From Sun Ra and George Clinton to Janelle Monae and NK Jemisin, the Afrofuturist movement has touched most major art forms over the past several decades. Ytasha L. Womack, Afrofuturist scholar and author of Rayla 2212, walks us through the origins of the movement through to the present, exploring the neighborhoods of this genre with as much affection as the foundations underneath them.
This book is equally at home in a personal library or on a college syllabus. It can be read cover-to-cover (which I did) or in segments relevant to your current interests, whether they be feminism in the movement or afrosurrealism. Womack is both informative and accessible with a wealth of citations from academia and the arts alike.
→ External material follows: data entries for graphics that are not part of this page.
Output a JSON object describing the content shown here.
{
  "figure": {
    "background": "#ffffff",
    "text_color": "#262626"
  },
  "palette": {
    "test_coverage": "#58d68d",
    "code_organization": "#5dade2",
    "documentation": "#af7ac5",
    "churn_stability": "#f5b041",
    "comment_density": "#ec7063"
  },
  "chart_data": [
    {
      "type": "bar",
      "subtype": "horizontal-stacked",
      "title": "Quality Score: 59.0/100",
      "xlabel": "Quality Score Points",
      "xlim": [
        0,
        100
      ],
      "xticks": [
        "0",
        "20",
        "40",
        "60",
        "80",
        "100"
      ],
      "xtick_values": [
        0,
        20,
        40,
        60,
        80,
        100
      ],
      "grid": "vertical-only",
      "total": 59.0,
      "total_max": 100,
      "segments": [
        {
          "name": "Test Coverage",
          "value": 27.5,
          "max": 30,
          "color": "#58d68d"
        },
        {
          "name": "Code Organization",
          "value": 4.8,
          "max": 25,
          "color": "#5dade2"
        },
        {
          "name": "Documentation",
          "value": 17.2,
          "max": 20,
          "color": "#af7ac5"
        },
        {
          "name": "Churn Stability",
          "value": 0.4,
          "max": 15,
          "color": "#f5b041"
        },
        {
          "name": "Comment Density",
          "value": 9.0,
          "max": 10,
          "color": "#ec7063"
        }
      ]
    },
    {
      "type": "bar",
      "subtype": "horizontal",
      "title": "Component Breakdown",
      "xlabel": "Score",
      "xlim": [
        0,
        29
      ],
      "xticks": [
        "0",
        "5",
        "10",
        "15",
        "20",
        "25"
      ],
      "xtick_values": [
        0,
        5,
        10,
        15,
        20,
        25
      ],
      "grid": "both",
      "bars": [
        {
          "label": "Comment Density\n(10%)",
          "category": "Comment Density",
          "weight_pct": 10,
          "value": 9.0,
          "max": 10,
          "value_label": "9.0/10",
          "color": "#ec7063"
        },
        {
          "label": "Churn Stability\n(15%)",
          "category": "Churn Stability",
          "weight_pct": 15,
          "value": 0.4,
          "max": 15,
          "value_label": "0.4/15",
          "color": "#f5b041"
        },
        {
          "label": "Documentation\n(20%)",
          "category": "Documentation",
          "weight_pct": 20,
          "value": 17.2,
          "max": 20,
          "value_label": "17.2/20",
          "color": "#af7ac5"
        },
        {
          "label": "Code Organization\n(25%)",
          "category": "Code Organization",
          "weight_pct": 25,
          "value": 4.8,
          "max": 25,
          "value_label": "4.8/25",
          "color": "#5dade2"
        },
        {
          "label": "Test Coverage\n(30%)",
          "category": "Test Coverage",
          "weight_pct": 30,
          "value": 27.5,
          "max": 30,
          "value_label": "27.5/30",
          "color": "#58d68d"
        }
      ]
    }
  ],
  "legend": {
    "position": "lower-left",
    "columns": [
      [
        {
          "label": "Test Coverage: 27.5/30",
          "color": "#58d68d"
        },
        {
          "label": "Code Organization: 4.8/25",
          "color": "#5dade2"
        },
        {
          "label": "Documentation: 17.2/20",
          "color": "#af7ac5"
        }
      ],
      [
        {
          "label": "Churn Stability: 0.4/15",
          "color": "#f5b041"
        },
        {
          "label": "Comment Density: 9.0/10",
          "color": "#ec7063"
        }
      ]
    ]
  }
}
And you don’t need a background in critical race theory to get a grip on Afrofuturism; after all, the arts came first — the theory came later. If you can jam to Parliament-Funkadelic or cheer on Uhura, you are already on your way.
Like the contemporary cyberpunk, steampunk, and solarpunk movements, Afrofuturism is a way of reimagining the future. By envisioning the future through a Black lens, Afrofuturism critiques the past and constructs a whole new frame for viewing the Black experience. One question I had going in was, “How would modern conceptions of race even factor into a society in the stars?” Womack addressed this in the second chapter, which revolves around race as a social construct — one that correlates to humanity’s relationship with the unknown, i.e. aliens and outer space. Imagine a person taken by surprise aboard a foreign vessel to a land beyond their imagining, a fate unknown. Am I describing the life of an East African person in the 17th century, or the story of an alien abduction? Womack evokes such questions throughout the book, transcending the frame of race to show us how Black history and, more importantly, Black futures reflect society at large.
If you are new to Afrofuturism, this book is an excellent place to start. Womack eases you into the theory and gives you plenty of source material along the way — I recommend “The Futuristic Sounds of Sun Ra” as listening music, if you’re so inclined. You may even be familiar with some of them and find yourself surprised to see Afrofuturism applied to their work. And through it all, Womack never gets lost in the weeds; she ensures critique and theory never outshine the humanity at the heart of the movement. And it is a movement, one that gains momentum with every drawing of corn rows under space helmets, each new verse about the stars.